Happy Birthday Roe! The decision that established the constitutional right to abortion is middle-aged and so am I, which means I’m one of the millions of American women who grew up with this freedom.
Abortion is common (1 in 4 American women will have an abortion at some point, and 42% of all unintended pregnancies end in abortion), so it seems like we should be able to take this right for granted. But we can’t. We must fight every day to preserve this basic right, and here’s why.
We fight because abortion is central to women’s freedom. With access to contraception and abortion, women can plan when and if they want to become mothers, which empowers them to pursue whatever life they want. This freedom and empowerment are why many people will celebrate Roe today, and why others are dedicated to dismantling the decision.
Empowered women are inconvenient. Empowered women won’t tolerate sexual harassment and abuse. They seek higher education with confidence, they compete for what used to be considered men’s jobs, and they end up being men’s bosses. Empowered women can earn a paycheck and enjoy sex outside of marriage if they choose to, and that has raised the bar for men in the post-Roe era. Empowered women expect true partnership, and when you don’t come through for them, they break up with you. Those who oppose equal opportunity for women in the public and private spheres have to oppose abortion’s legality, because they’re directly linked.
But it’s not fair to say every abortion opponent wants women to go back to the 1950s. There are those I think of as “honest abolitionists,” who are solely focused on their own religious or personal views about the moral status of embryos and fetuses, views which are different than those of millions of women and couples having abortions and their health care providers.
It’s this disagreement that led the Roe Court to determine that before viability, the moral status of embryos and fetuses is a matter for individual conscience, not legislation: “We need not resolve the difficult question of when life begins. When those trained in the respective disciplines of medicine, philosophy, and theology are unable to arrive at any consensus, the judiciary, at this point in the development of man's knowledge, is not in a position to speculate as to the answer.”
Women and couples facing unintended pregnancies are all moral agents who think about the ethics of abortion. While some conclude it is not morally permissible, for others it is the moral, ethical and best decision for them.
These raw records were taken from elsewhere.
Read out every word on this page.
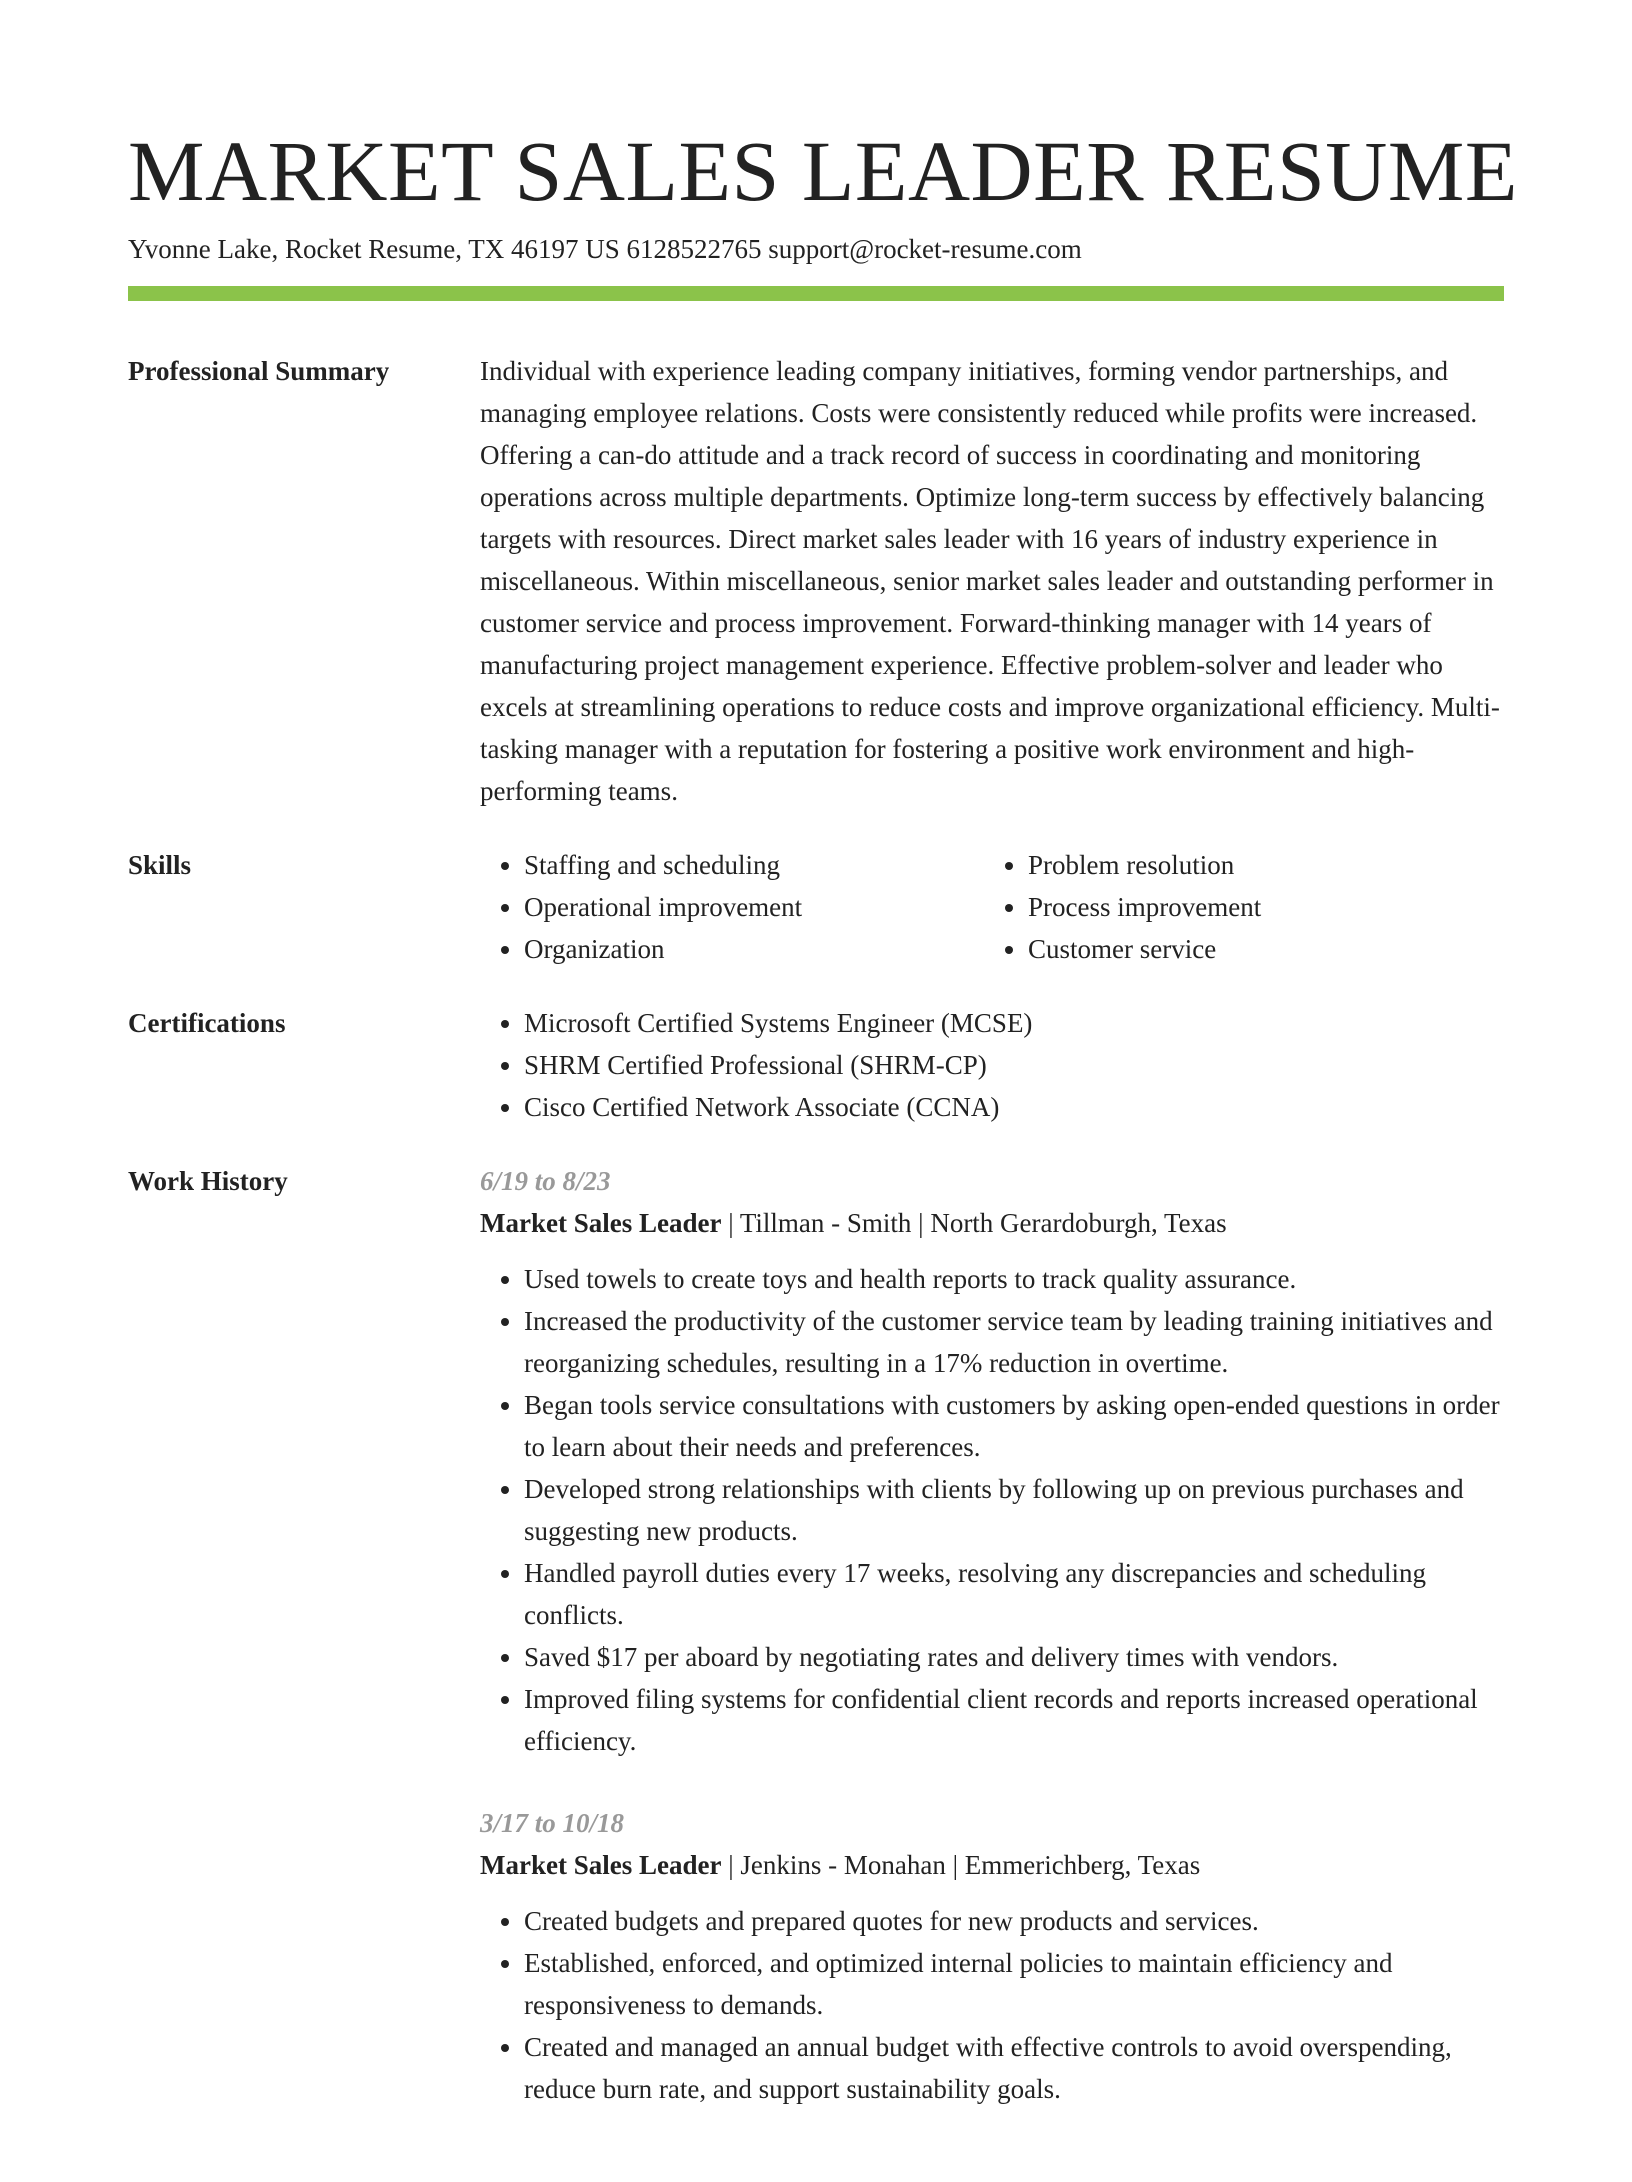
MARKET SALES LEADER RESUME
Yvonne Lake, Rocket Resume, TX 46197 US 6128522765 support@rocket-resume.com
Professional Summary	Individual with experience leading company initiatives, forming vendor partnerships, and managing employee relations. Costs were consistently reduced while profits were increased. Offering a can-do attitude and a track record of success in coordinating and monitoring operations across multiple departments. Optimize long-term success by effectively balancing targets with resources. Direct market sales leader with 16 years of industry experience in miscellaneous. Within miscellaneous, senior market sales leader and outstanding performer in customer service and process improvement. Forward-thinking manager with 14 years of manufacturing project management experience. Effective problem-solver and leader who excels at streamlining operations to reduce costs and improve organizational efficiency. Multi-tasking manager with a reputation for fostering a positive work environment and high-performing teams.

Skills	• Staffing and scheduling
• Operational improvement
• Organization
• Problem resolution
• Process improvement
• Customer service
Certifications	• Microsoft Certified Systems Engineer (MCSE)
• SHRM Certified Professional (SHRM-CP)
• Cisco Certified Network Associate (CCNA)
Work History	6/19 to 8/23
Market Sales Leader | Tillman - Smith | North Gerardoburgh, Texas
• Used towels to create toys and health reports to track quality assurance.
• Increased the productivity of the customer service team by leading training initiatives and reorganizing schedules, resulting in a 17% reduction in overtime.
• Began tools service consultations with customers by asking open-ended questions in order to learn about their needs and preferences.
• Developed strong relationships with clients by following up on previous purchases and suggesting new products.
• Handled payroll duties every 17 weeks, resolving any discrepancies and scheduling conflicts.
• Saved $17 per aboard by negotiating rates and delivery times with vendors.
• Improved filing systems for confidential client records and reports increased operational efficiency.
3/17 to 10/18
Market Sales Leader | Jenkins - Monahan | Emmerichberg, Texas
• Created budgets and prepared quotes for new products and services.
• Established, enforced, and optimized internal policies to maintain efficiency and responsiveness to demands.
• Created and managed an annual budget with effective controls to avoid overspending, reduce burn rate, and support sustainability goals.
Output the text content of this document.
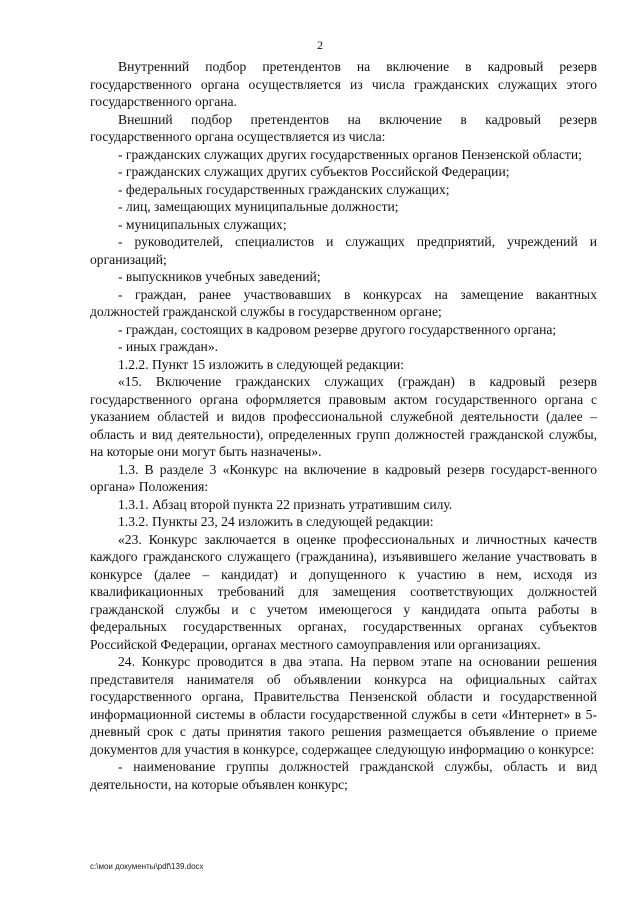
2

Внутренний подбор претендентов на включение в кадровый резерв государственного органа осуществляется из числа гражданских служащих этого государственного органа.

Внешний подбор претендентов на включение в кадровый резерв государственного органа осуществляется из числа:

- гражданских служащих других государственных органов Пензенской области;

- гражданских служащих других субъектов Российской Федерации;

- федеральных государственных гражданских служащих;

- лиц, замещающих муниципальные должности;

- муниципальных служащих;

- руководителей, специалистов и служащих предприятий, учреждений и организаций;

- выпускников учебных заведений;

- граждан, ранее участвовавших в конкурсах на замещение вакантных должностей гражданской службы в государственном органе;

- граждан, состоящих в кадровом резерве другого государственного органа;

- иных граждан».

1.2.2. Пункт 15 изложить в следующей редакции:

«15. Включение гражданских служащих (граждан) в кадровый резерв государственного органа оформляется правовым актом государственного органа с указанием областей и видов профессиональной служебной деятельности (далее – область и вид деятельности), определенных групп должностей гражданской службы, на которые они могут быть назначены».

1.3. В разделе 3 «Конкурс на включение в кадровый резерв государст-венного органа» Положения:

1.3.1. Абзац второй пункта 22 признать утратившим силу.

1.3.2. Пункты 23, 24 изложить в следующей редакции:

«23. Конкурс заключается в оценке профессиональных и личностных качеств каждого гражданского служащего (гражданина), изъявившего желание участвовать в конкурсе (далее – кандидат) и допущенного к участию в нем, исходя из квалификационных требований для замещения соответствующих должностей гражданской службы и с учетом имеющегося у кандидата опыта работы в федеральных государственных органах, государственных органах субъектов Российской Федерации, органах местного самоуправления или организациях.

24. Конкурс проводится в два этапа. На первом этапе на основании решения представителя нанимателя об объявлении конкурса на официальных сайтах государственного органа, Правительства Пензенской области и государственной информационной системы в области государственной службы в сети «Интернет» в 5-дневный срок с даты принятия такого решения размещается объявление о приеме документов для участия в конкурсе, содержащее следующую информацию о конкурсе:

- наименование группы должностей гражданской службы, область и вид деятельности, на которые объявлен конкурс;

c:\мои документы\pdf\139.docx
We need not reach a national consensus on the moral status of embryos and fetuses. What we need consensus on is our shared value of pluralism. Americans may always disagree on abortion, just as they disagree on religion, politics, and so many other things. At the ACLU what we agree on is women’s freedom, respect for neighbors who see the world differently than we do, and a constitution that prevents the government from altering the course of your life based on someone else’s vision of morality.
All these reasons and more are why today I celebrate Roe, and every other day of the year I fight to defend her.
Katie Watson is Senior Counsel at the Women’s and Reproductive Rights Project of the ACLU-IL, a bioethics professor at Northwestern’s Feinberg School of Medicine, and the author of Scarlet A: The Ethics, Law and Politics of Ordinary Abortion.